Elon Musk must' on Apple Inc.
Elon Musk, the owner of Twitter tweeted on 1 December 2022 that the misunderstanding about Twitter potentially being removed from Apple Inc’s App store has resolved following his meeting with the iPhone maker’s Chief Executive Tim Cook.
He thanked Apple CEO Tim Cook for taking him around Apple’s beautiful head-quarter through his Twitter handle. In a follow-up tweet, Musk said: “We resolved the misunderstanding about Twitter potentially being removed from the App Store. Tim was clear that Apple never considered doing so.”
Good conversation. Among other things, we resolved the misunderstanding about Twitter potentially being removed from the App Store. Tim was clear that Apple never considered doing so.
— Elon Musk (@elonmusk) November 30, 2022
The messaging was a departure from his more heated approach earlier in the week. On Monday, he tweeted that Apple had “mostly stopped advertising on Twitter,” and questioned whether those making decisions at Apple “hate free speech in America.”
He also suggested that Apple was censoring content, posted a poll asking whether people wanted Apple to “publish all censorship actions it has taken that affect its customers,” said that Apple “threatened to withhold Twitter from its App Store” without giving a reason, and griped about the cut that Apple takes of in-app purchases made through its devices.

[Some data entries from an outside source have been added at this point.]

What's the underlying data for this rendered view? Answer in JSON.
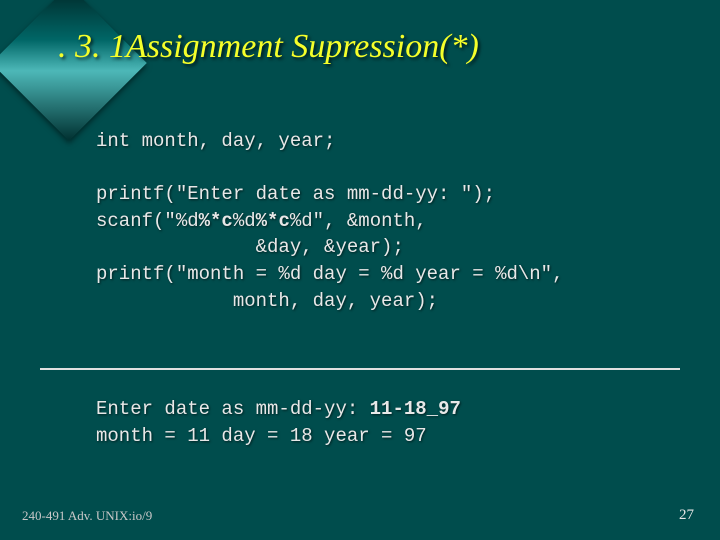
{
  "title": ". 3. 1Assignment Supression(*)",
  "code": {
    "l1": "int month, day, year;",
    "l2": "",
    "l3a": "printf(\"Enter date as mm-dd-yy: \");",
    "l4a": "scanf(\"%d",
    "l4b": "%*c",
    "l4c": "%d",
    "l4d": "%*c",
    "l4e": "%d\", &month,",
    "l5": "              &day, &year);",
    "l6": "printf(\"month = %d day = %d year = %d\\n\",",
    "l7": "            month, day, year);"
  },
  "output": {
    "o1a": "Enter date as mm-dd-yy: ",
    "o1b": "11-18_97",
    "o2": "month = 11 day = 18 year = 97"
  },
  "footer": {
    "left": "240-491 Adv. UNIX:io/9",
    "right": "27"
  }
}
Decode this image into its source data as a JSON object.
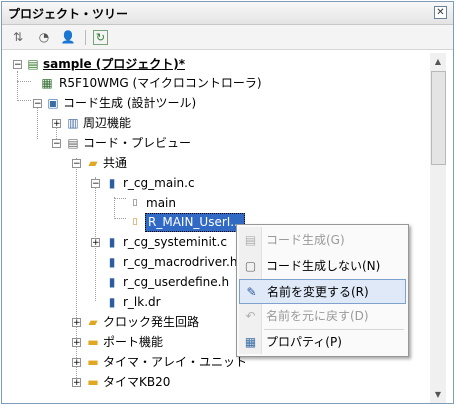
{
  "panel": {
    "title": "プロジェクト・ツリー",
    "close_icon": "close-x-icon"
  },
  "toolbar": {
    "icons": [
      "sort-icon",
      "properties-icon",
      "person-icon",
      "refresh-icon"
    ]
  },
  "tree": {
    "root": {
      "label": "sample (プロジェクト)*"
    },
    "device": {
      "label": "R5F10WMG (マイクロコントローラ)"
    },
    "codegen": {
      "label": "コード生成 (設計ツール)"
    },
    "peripheral": {
      "label": "周辺機能"
    },
    "preview": {
      "label": "コード・プレビュー"
    },
    "common": {
      "label": "共通"
    },
    "main_c": {
      "label": "r_cg_main.c"
    },
    "main_func": {
      "label": "main"
    },
    "user_init": {
      "label": "R_MAIN_UserI..."
    },
    "systeminit": {
      "label": "r_cg_systeminit.c"
    },
    "macrodriver": {
      "label": "r_cg_macrodriver.h"
    },
    "userdefine": {
      "label": "r_cg_userdefine.h"
    },
    "lkdr": {
      "label": "r_lk.dr"
    },
    "clock": {
      "label": "クロック発生回路"
    },
    "port": {
      "label": "ポート機能"
    },
    "timer_array": {
      "label": "タイマ・アレイ・ユニット"
    },
    "timer_kb": {
      "label": "タイマKB20"
    }
  },
  "context_menu": {
    "items": [
      {
        "label": "コード生成(G)",
        "enabled": false
      },
      {
        "label": "コード生成しない(N)",
        "enabled": true
      },
      {
        "label": "名前を変更する(R)",
        "enabled": true,
        "highlighted": true
      },
      {
        "label": "名前を元に戻す(D)",
        "enabled": false
      },
      {
        "label": "プロパティ(P)",
        "enabled": true
      }
    ]
  }
}
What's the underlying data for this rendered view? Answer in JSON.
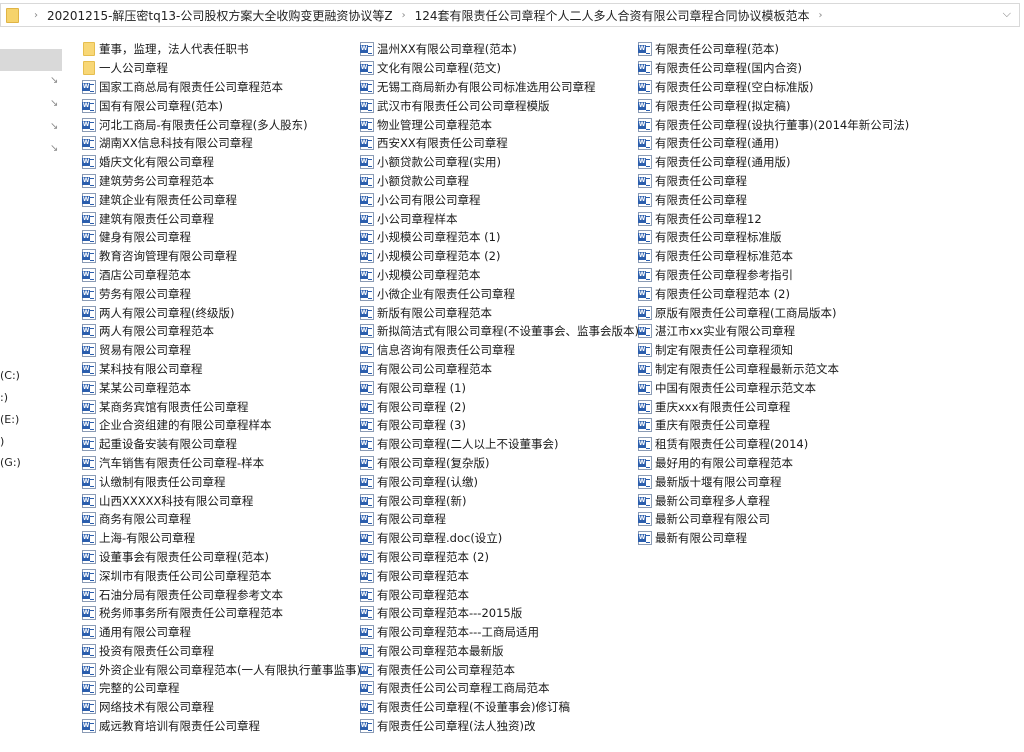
{
  "address_bar": {
    "crumbs": [
      "20201215-解压密tq13-公司股权方案大全收购变更融资协议等Z",
      "124套有限责任公司章程个人二人多人合资有限公司章程合同协议模板范本"
    ],
    "separator": "›",
    "dropdown": "⌄"
  },
  "nav": {
    "pin_icon": "📌",
    "drives": [
      "(C:)",
      ":)",
      "(E:)",
      ")",
      "(G:)"
    ]
  },
  "columns": [
    [
      {
        "type": "folder",
        "name": "董事，监理，法人代表任职书"
      },
      {
        "type": "folder",
        "name": "一人公司章程"
      },
      {
        "type": "doc",
        "name": "国家工商总局有限责任公司章程范本"
      },
      {
        "type": "doc",
        "name": "国有有限公司章程(范本)"
      },
      {
        "type": "doc",
        "name": "河北工商局-有限责任公司章程(多人股东)"
      },
      {
        "type": "doc",
        "name": "湖南XX信息科技有限公司章程"
      },
      {
        "type": "doc",
        "name": "婚庆文化有限公司章程"
      },
      {
        "type": "doc",
        "name": "建筑劳务公司章程范本"
      },
      {
        "type": "doc",
        "name": "建筑企业有限责任公司章程"
      },
      {
        "type": "doc",
        "name": "建筑有限责任公司章程"
      },
      {
        "type": "doc",
        "name": "健身有限公司章程"
      },
      {
        "type": "doc",
        "name": "教育咨询管理有限公司章程"
      },
      {
        "type": "doc",
        "name": "酒店公司章程范本"
      },
      {
        "type": "doc",
        "name": "劳务有限公司章程"
      },
      {
        "type": "doc",
        "name": "两人有限公司章程(终级版)"
      },
      {
        "type": "doc",
        "name": "两人有限公司章程范本"
      },
      {
        "type": "doc",
        "name": "贸易有限公司章程"
      },
      {
        "type": "doc",
        "name": "某科技有限公司章程"
      },
      {
        "type": "doc",
        "name": "某某公司章程范本"
      },
      {
        "type": "doc",
        "name": "某商务宾馆有限责任公司章程"
      },
      {
        "type": "doc",
        "name": "企业合资组建的有限公司章程样本"
      },
      {
        "type": "doc",
        "name": "起重设备安装有限公司章程"
      },
      {
        "type": "doc",
        "name": "汽车销售有限责任公司章程-样本"
      },
      {
        "type": "doc",
        "name": "认缴制有限责任公司章程"
      },
      {
        "type": "doc",
        "name": "山西XXXXX科技有限公司章程"
      },
      {
        "type": "doc",
        "name": "商务有限公司章程"
      },
      {
        "type": "doc",
        "name": "上海-有限公司章程"
      },
      {
        "type": "doc",
        "name": "设董事会有限责任公司章程(范本)"
      },
      {
        "type": "doc",
        "name": "深圳市有限责任公司公司章程范本"
      },
      {
        "type": "doc",
        "name": "石油分局有限责任公司章程参考文本"
      },
      {
        "type": "doc",
        "name": "税务师事务所有限责任公司章程范本"
      },
      {
        "type": "doc",
        "name": "通用有限公司章程"
      },
      {
        "type": "doc",
        "name": "投资有限责任公司章程"
      },
      {
        "type": "doc",
        "name": "外资企业有限公司章程范本(一人有限执行董事监事)"
      },
      {
        "type": "doc",
        "name": "完整的公司章程"
      },
      {
        "type": "doc",
        "name": "网络技术有限公司章程"
      },
      {
        "type": "doc",
        "name": "威远教育培训有限责任公司章程"
      }
    ],
    [
      {
        "type": "doc",
        "name": "温州XX有限公司章程(范本)"
      },
      {
        "type": "doc",
        "name": "文化有限公司章程(范文)"
      },
      {
        "type": "doc",
        "name": "无锡工商局新办有限公司标准选用公司章程"
      },
      {
        "type": "doc",
        "name": "武汉市有限责任公司公司章程模版"
      },
      {
        "type": "doc",
        "name": "物业管理公司章程范本"
      },
      {
        "type": "doc",
        "name": "西安XX有限责任公司章程"
      },
      {
        "type": "doc",
        "name": "小额贷款公司章程(实用)"
      },
      {
        "type": "doc",
        "name": "小额贷款公司章程"
      },
      {
        "type": "doc",
        "name": "小公司有限公司章程"
      },
      {
        "type": "doc",
        "name": "小公司章程样本"
      },
      {
        "type": "doc",
        "name": "小规模公司章程范本 (1)"
      },
      {
        "type": "doc",
        "name": "小规模公司章程范本 (2)"
      },
      {
        "type": "doc",
        "name": "小规模公司章程范本"
      },
      {
        "type": "doc",
        "name": "小微企业有限责任公司章程"
      },
      {
        "type": "doc",
        "name": "新版有限公司章程范本"
      },
      {
        "type": "doc",
        "name": "新拟简洁式有限公司章程(不设董事会、监事会版本)"
      },
      {
        "type": "doc",
        "name": "信息咨询有限责任公司章程"
      },
      {
        "type": "doc",
        "name": "有限公司公司章程范本"
      },
      {
        "type": "doc",
        "name": "有限公司章程 (1)"
      },
      {
        "type": "doc",
        "name": "有限公司章程 (2)"
      },
      {
        "type": "doc",
        "name": "有限公司章程 (3)"
      },
      {
        "type": "doc",
        "name": "有限公司章程(二人以上不设董事会)"
      },
      {
        "type": "doc",
        "name": "有限公司章程(复杂版)"
      },
      {
        "type": "doc",
        "name": "有限公司章程(认缴)"
      },
      {
        "type": "doc",
        "name": "有限公司章程(新)"
      },
      {
        "type": "doc",
        "name": "有限公司章程"
      },
      {
        "type": "doc",
        "name": "有限公司章程.doc(设立)"
      },
      {
        "type": "doc",
        "name": "有限公司章程范本 (2)"
      },
      {
        "type": "doc",
        "name": "有限公司章程范本"
      },
      {
        "type": "doc",
        "name": "有限公司章程范本"
      },
      {
        "type": "doc",
        "name": "有限公司章程范本---2015版"
      },
      {
        "type": "doc",
        "name": "有限公司章程范本---工商局适用"
      },
      {
        "type": "doc",
        "name": "有限公司章程范本最新版"
      },
      {
        "type": "doc",
        "name": "有限责任公司公司章程范本"
      },
      {
        "type": "doc",
        "name": "有限责任公司公司章程工商局范本"
      },
      {
        "type": "doc",
        "name": "有限责任公司章程(不设董事会)修订稿"
      },
      {
        "type": "doc",
        "name": "有限责任公司章程(法人独资)改"
      }
    ],
    [
      {
        "type": "doc",
        "name": "有限责任公司章程(范本)"
      },
      {
        "type": "doc",
        "name": "有限责任公司章程(国内合资)"
      },
      {
        "type": "doc",
        "name": "有限责任公司章程(空白标准版)"
      },
      {
        "type": "doc",
        "name": "有限责任公司章程(拟定稿)"
      },
      {
        "type": "doc",
        "name": "有限责任公司章程(设执行董事)(2014年新公司法)"
      },
      {
        "type": "doc",
        "name": "有限责任公司章程(通用)"
      },
      {
        "type": "doc",
        "name": "有限责任公司章程(通用版)"
      },
      {
        "type": "doc",
        "name": "有限责任公司章程"
      },
      {
        "type": "doc",
        "name": "有限责任公司章程"
      },
      {
        "type": "doc",
        "name": "有限责任公司章程12"
      },
      {
        "type": "doc",
        "name": "有限责任公司章程标准版"
      },
      {
        "type": "doc",
        "name": "有限责任公司章程标准范本"
      },
      {
        "type": "doc",
        "name": "有限责任公司章程参考指引"
      },
      {
        "type": "doc",
        "name": "有限责任公司章程范本 (2)"
      },
      {
        "type": "doc",
        "name": "原版有限责任公司章程(工商局版本)"
      },
      {
        "type": "doc",
        "name": "湛江市xx实业有限公司章程"
      },
      {
        "type": "doc",
        "name": "制定有限责任公司章程须知"
      },
      {
        "type": "doc",
        "name": "制定有限责任公司章程最新示范文本"
      },
      {
        "type": "doc",
        "name": "中国有限责任公司章程示范文本"
      },
      {
        "type": "doc",
        "name": "重庆xxx有限责任公司章程"
      },
      {
        "type": "doc",
        "name": "重庆有限责任公司章程"
      },
      {
        "type": "doc",
        "name": "租赁有限责任公司章程(2014)"
      },
      {
        "type": "doc",
        "name": "最好用的有限公司章程范本"
      },
      {
        "type": "doc",
        "name": "最新版十堰有限公司章程"
      },
      {
        "type": "doc",
        "name": "最新公司章程多人章程"
      },
      {
        "type": "doc",
        "name": "最新公司章程有限公司"
      },
      {
        "type": "doc",
        "name": "最新有限公司章程"
      }
    ]
  ]
}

Musk’s public complaints sparked questions at the time about whether Apple would actually yank Twitter from the App Store, and whether Musk planned to dive even deeper into a battle with the largest public company in the U.S.
On Monday, Musk had accused Apple of threatening to block Twitter from its app store without saying why in a series of tweets that also said it had stopped advertising on the social media platform.
He had later tagged Cook’s Twitter account in another tweet, asking “what’s going on here?”
Among the list of grievances tweeted by Musk on Monday was the up to 30% fee Apple charges software developers for in-app purchases, with Musk posting a meme suggesting he was willing to “go to war” with Apple rather than paying the commission.
Apple did not immediately respond to requests for comment. Musk did not explain how the alleged misunderstanding had occurred.